Tetrahydrocannabinol (THC), the major psychoactive component of marijuana, is a cannabinoid agonist that exerts its effects by activating at least two specific receptors (CB1 and CB2) that belong to the seven transmembrane G-protein coupled receptor (GPCR) family. Both CB1 and CB2 mRNA and proteins are present in the heart. THC treatment was beneficial against hypoxia in neonatal cardiomyocytes in vitro. We also observed a neuroprotective effect of an ultra low dose of THC when applied to mice before brain insults.

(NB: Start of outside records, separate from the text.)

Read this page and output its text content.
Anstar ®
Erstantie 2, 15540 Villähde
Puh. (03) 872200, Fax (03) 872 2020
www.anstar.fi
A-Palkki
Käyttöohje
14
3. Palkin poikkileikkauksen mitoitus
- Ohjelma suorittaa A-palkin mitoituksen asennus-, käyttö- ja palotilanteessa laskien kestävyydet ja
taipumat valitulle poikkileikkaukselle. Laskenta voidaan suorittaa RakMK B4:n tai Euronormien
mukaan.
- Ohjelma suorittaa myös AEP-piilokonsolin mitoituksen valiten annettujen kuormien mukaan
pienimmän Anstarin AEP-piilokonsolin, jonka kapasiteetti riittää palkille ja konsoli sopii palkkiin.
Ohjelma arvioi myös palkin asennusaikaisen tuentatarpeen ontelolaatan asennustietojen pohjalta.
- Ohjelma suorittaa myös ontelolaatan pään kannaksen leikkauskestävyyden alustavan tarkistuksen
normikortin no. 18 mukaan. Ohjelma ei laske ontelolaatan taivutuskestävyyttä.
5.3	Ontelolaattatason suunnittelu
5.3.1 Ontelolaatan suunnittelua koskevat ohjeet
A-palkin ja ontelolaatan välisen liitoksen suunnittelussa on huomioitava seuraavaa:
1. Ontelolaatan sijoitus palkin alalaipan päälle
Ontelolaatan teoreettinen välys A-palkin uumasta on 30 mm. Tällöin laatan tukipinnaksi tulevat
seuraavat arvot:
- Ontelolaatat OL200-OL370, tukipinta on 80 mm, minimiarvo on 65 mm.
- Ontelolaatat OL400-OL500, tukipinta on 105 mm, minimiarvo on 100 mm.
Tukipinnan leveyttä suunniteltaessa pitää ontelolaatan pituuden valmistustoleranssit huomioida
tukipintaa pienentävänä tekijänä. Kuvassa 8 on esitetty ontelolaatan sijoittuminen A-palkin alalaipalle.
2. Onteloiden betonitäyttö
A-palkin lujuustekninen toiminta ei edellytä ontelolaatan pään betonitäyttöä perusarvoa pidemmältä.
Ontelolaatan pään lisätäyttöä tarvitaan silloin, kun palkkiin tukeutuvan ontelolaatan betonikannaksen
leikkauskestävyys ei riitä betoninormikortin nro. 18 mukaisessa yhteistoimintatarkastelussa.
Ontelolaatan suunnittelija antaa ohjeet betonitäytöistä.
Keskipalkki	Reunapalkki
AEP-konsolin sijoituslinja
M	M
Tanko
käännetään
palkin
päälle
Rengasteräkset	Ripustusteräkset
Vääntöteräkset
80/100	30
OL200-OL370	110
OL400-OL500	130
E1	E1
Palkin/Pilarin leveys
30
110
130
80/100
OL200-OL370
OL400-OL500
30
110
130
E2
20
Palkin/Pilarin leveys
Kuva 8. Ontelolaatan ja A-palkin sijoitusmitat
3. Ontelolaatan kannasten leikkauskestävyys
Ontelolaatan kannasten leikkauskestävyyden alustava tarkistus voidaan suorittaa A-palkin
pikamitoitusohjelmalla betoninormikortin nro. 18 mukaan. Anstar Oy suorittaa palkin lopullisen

The present study was aimed to test and characterize the cardioprotective effects of a very low dose (0.002mg/kg) of THC which is 3–4 orders of magnitude lower than the conventional doses, administered before myocardial infarction in mice in vivo. Three regimens of THC administration were tested: single THC application 2h or 48h before the induction of infarct, or 3 weeks continuous treatment before MI. All protocols of THC administration were found to be beneficial. In the case of THC treatment 2h before MI, fractional shortening was elevated (37±4% vs. 42±1%, p<0.04), troponin T leakage to the blood was reduced (14±3ng/ml vs. 10±4ng/ml, p<0.008), infarct size decreased (29±4% vs. 23±4%, p<0.02), and the accumulation of neutrophils to the infarct area declined (36±10cells/field vs. 19±4cells/field, p<0.007) in THC- compared to vehicle-pretreated mice, 24h after MI. ERK1/2 phosphorylation following infarct was also inhibited by pre-treatment with THC (p<0.01). ConclusionA single ultra low dose of THC before ischemia is a safe and effective treatment that reduces myocardial ischemic damage.